Николаенко жил во дворе маленького домика, во флигеле, который летом наверняка утопал в зелени, сейчас вокруг него торчали голые кусты жасмина и сирени с тяжелыми, набухшими уже почками.
Комната, которую занимал Николаенко, была крохотной, не повернуться; теснота была ощутимой еще и потому, что повсюду – на столе, подоконнике, стульях и даже на полу – лежали книги, а вдоль по стенам развешаны самодельные клетки с канарейками.

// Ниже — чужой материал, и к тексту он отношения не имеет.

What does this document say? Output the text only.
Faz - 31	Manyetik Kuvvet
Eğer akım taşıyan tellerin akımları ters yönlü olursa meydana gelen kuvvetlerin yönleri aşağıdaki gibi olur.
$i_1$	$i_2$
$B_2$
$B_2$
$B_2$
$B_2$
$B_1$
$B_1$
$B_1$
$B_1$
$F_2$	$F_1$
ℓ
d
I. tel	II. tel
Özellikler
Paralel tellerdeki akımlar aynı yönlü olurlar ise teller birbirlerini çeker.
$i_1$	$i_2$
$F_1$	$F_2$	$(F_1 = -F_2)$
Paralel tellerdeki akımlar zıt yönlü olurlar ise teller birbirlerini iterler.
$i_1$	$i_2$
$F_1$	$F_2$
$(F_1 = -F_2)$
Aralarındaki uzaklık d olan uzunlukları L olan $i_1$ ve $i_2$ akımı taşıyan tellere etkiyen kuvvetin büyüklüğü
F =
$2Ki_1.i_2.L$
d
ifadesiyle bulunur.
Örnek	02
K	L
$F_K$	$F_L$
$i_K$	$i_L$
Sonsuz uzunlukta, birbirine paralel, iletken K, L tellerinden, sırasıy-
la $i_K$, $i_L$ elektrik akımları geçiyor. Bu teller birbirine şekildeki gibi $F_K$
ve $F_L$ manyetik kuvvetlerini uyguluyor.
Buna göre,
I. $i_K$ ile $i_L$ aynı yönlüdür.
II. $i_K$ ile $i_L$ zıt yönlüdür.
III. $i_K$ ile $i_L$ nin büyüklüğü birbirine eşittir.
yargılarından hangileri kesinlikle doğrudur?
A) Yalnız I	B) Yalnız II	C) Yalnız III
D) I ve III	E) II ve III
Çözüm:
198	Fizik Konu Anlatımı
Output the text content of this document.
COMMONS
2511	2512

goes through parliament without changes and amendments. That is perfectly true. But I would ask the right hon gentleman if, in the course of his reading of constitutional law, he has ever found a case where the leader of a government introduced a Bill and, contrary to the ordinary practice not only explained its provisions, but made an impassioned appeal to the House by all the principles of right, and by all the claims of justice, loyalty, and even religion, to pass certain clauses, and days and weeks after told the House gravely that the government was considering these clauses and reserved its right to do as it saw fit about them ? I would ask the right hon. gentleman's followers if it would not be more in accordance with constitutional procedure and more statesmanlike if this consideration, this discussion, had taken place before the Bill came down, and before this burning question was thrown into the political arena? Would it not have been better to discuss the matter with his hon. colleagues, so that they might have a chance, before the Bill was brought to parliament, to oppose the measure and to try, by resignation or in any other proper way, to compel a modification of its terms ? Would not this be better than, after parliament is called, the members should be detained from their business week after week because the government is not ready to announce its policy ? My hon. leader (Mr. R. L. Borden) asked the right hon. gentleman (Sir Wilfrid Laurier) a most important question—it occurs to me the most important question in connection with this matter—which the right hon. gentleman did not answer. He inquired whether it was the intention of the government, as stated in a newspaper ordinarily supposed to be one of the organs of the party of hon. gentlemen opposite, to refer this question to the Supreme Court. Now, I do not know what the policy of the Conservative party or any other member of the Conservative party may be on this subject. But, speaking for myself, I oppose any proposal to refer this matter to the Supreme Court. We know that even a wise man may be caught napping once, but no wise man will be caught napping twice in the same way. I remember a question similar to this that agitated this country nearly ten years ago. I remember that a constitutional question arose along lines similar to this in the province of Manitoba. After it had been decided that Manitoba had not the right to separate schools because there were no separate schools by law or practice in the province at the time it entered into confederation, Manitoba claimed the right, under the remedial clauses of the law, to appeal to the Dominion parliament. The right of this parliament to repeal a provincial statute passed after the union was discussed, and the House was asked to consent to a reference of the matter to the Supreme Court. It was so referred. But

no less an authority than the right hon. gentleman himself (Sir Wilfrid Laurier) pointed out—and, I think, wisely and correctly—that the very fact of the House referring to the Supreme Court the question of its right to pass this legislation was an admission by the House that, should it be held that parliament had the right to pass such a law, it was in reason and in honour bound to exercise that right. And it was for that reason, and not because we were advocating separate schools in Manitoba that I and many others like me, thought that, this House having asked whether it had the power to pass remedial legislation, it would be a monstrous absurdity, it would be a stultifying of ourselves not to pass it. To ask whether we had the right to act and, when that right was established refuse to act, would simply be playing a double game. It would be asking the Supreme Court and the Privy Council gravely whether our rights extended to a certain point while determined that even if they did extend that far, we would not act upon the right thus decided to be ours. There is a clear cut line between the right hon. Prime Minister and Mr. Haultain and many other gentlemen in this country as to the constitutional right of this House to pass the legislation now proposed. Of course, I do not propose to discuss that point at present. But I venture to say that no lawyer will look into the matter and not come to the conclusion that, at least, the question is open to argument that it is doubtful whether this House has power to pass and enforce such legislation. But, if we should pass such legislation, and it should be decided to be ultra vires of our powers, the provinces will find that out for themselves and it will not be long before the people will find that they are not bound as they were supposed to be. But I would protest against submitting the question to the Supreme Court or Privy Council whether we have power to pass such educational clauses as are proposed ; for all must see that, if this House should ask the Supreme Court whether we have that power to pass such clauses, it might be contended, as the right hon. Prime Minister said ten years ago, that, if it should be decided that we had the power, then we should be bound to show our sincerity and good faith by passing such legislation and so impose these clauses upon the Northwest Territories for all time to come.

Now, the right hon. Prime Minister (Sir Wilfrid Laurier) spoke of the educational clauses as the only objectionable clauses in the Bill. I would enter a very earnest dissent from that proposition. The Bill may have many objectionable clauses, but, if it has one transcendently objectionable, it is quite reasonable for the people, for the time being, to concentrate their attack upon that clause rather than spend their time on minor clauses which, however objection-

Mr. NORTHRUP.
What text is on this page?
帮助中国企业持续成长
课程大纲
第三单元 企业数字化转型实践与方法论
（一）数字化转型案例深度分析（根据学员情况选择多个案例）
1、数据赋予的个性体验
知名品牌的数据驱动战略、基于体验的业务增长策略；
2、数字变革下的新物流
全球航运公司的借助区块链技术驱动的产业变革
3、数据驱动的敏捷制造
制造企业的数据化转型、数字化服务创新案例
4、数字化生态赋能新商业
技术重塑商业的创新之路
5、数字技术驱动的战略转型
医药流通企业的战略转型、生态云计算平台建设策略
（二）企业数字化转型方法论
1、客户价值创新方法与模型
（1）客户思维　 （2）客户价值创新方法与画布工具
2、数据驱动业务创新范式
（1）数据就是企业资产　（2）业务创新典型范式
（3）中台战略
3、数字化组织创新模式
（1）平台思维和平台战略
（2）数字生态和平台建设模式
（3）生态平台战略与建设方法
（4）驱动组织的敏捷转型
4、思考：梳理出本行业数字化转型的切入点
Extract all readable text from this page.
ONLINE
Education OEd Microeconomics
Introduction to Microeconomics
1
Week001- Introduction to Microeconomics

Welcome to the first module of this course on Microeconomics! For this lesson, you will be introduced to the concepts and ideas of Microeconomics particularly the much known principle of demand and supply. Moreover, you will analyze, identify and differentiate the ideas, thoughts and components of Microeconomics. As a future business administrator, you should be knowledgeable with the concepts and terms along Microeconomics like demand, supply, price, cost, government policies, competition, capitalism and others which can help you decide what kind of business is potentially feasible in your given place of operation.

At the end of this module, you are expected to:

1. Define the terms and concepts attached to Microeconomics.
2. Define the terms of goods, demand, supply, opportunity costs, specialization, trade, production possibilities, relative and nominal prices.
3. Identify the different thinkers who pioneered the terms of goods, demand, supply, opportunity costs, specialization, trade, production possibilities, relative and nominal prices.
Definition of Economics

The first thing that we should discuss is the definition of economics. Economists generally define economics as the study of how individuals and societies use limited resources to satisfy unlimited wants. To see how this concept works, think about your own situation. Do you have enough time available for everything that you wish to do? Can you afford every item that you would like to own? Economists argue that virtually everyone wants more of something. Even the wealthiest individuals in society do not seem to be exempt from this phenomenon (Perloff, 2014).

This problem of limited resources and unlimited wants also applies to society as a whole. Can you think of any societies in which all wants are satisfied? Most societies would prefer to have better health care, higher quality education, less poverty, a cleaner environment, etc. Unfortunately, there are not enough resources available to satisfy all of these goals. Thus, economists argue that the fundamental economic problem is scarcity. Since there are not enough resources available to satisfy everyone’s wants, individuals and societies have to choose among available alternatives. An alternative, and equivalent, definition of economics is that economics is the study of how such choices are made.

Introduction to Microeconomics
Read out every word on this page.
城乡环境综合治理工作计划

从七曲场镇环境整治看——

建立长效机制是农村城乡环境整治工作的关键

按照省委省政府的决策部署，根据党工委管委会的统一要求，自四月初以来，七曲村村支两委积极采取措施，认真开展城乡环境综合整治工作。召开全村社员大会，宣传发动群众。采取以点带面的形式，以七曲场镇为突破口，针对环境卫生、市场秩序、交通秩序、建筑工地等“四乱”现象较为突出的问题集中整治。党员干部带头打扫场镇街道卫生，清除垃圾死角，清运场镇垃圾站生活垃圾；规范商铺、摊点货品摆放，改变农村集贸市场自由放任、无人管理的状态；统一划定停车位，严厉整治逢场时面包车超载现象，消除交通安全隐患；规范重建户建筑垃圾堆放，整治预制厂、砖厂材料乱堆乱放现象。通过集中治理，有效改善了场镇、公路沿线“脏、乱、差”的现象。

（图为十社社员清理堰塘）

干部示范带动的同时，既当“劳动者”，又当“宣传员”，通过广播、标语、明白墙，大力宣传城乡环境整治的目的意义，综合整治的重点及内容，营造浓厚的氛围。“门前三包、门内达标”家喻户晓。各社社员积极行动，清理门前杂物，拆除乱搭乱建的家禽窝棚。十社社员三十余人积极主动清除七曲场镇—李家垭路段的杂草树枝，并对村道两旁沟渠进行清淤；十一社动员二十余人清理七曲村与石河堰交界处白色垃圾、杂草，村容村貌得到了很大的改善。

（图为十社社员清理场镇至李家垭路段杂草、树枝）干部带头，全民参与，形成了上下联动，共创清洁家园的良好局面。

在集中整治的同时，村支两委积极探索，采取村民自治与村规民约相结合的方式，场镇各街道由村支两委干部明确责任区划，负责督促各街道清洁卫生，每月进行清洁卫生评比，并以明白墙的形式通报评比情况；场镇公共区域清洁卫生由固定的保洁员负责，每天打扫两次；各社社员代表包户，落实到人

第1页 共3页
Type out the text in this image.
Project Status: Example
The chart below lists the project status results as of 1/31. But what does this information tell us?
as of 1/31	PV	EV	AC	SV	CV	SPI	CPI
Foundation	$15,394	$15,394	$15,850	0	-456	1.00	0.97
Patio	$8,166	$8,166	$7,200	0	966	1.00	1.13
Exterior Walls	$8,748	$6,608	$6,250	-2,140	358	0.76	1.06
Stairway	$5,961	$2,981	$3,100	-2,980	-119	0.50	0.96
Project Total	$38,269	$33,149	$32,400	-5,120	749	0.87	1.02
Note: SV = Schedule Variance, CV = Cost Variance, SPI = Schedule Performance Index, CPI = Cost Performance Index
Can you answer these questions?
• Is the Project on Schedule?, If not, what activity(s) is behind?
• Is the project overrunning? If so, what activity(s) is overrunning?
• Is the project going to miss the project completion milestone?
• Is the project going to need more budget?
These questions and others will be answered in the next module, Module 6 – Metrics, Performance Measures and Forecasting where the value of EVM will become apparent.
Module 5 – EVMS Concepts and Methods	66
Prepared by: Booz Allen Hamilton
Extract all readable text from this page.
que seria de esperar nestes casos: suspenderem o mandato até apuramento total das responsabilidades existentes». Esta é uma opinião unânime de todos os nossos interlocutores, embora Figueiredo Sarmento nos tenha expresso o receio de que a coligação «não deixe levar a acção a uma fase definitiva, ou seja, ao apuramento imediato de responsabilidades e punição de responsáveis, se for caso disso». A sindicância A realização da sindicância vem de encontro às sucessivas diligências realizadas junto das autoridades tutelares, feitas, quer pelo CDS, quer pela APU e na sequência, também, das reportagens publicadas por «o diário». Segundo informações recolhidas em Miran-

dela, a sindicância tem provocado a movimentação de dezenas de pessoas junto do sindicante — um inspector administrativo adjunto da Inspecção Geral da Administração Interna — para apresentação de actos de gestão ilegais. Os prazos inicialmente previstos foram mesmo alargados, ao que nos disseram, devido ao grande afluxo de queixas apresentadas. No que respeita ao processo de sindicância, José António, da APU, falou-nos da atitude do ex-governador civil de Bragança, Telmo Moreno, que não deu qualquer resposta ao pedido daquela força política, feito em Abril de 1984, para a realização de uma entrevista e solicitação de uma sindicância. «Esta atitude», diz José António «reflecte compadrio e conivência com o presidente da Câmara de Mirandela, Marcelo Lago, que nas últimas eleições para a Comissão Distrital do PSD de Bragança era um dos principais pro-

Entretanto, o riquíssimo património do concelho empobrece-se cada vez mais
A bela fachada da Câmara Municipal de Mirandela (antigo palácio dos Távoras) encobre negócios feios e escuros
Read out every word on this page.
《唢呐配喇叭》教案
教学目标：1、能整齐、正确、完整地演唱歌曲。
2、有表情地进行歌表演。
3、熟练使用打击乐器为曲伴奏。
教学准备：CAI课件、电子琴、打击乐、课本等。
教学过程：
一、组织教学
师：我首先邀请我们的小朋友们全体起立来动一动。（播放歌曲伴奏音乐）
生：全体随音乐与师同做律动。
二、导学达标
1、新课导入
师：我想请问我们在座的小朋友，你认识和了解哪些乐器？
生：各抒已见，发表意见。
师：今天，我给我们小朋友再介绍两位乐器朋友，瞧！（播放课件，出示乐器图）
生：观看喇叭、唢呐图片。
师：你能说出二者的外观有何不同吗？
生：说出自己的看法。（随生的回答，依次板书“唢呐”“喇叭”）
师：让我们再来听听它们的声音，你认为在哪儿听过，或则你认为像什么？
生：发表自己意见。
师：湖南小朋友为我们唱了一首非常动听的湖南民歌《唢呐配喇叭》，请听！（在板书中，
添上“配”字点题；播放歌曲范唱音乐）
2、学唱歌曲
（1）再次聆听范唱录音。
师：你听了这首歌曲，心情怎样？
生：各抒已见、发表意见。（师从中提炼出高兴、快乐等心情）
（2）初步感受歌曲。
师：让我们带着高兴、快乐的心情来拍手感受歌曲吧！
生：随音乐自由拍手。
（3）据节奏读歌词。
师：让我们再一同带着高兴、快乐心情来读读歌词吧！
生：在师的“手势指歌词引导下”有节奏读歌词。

Выслушав Зонненброка, Николаенко усадил гостей на маленькую скрипучую тахту и, забормотав что-то странное, рассмеялся, глянув на себя в разбитое зеркало, висевшее над старомодным комодом.
Продолжая быстро и путано говорить, Николаенко насыпал корм в резные деревянные блюдечки, укрепленные в каждой клетке. Канарейки у него были диковинные, крупные и до того желтые, что казалось – только что из мастерской химического крашения. Потом внезапно бормотать он перестал, обернулся и другим уже голосом медленно произнес:
– Я рад, что на вашей родине меня верно поняли, друзья. Ум германцев настроен на мою проблему точнее, чем все другие умы мира.
«Господи, как же мне жаль его, – подумал Штирлиц, глядя на старика в стоптанных шлепанцах и лоснящихся брюках, – как мне жалко всех этих несчастных, живущих вне России… Хотя, попадись я им лет двадцать назад, вздернули бы на первой же осине. Да и сейчас бы вздернули. Трудней им сейчас, удали в руках нет, но вздернули бы. Кряхтя и потея, но вздернули. А мне их жаль, как жаль обреченного, с которым говоришь, зная, что диагноз уже поставлен и медицина бессильна».
– Я спрашиваю вас: отчего композитором может быть только мужчина? – без всякой связи говорил Николаенко. – Музыка – это венец творчества, это высшее проявление гениальности, ибо если каждый второй уверен в своей потенциальной возможности написать «Карамазовых» или «Вертера», то на музыку замахиваются лишь полные кретины. Нормальный человек понимает: «Мне это не дано, это удел человека иной духовной конструкции». Так вот, отчего композитор, – спрашиваю я – всегда особь мужского пола?
Николаенко оглядел Зонненброка и Штирлица из-под толстых стекол очков, свалившихся на бугристый конец большого носа. Глаза Николаенко показались Штирлицу бездонно голубыми островками донского неба, такими же чистыми и стремительными.
– Отвечаю, – продолжал Николаенко торжествующе. – Поскольку у птиц пение присуще лишь самцам и является симптомом полового чувства, у мужчин музыкальный гений – в этом я согласен с Мечниковым – составляет вторичный половой признак, вроде усов и бороды. Но если музыкальный дар прямо связан с половой психикой, то отчего же нам отвергать эту гипотезу в приложении к литературе, живописи, политике, наконец?!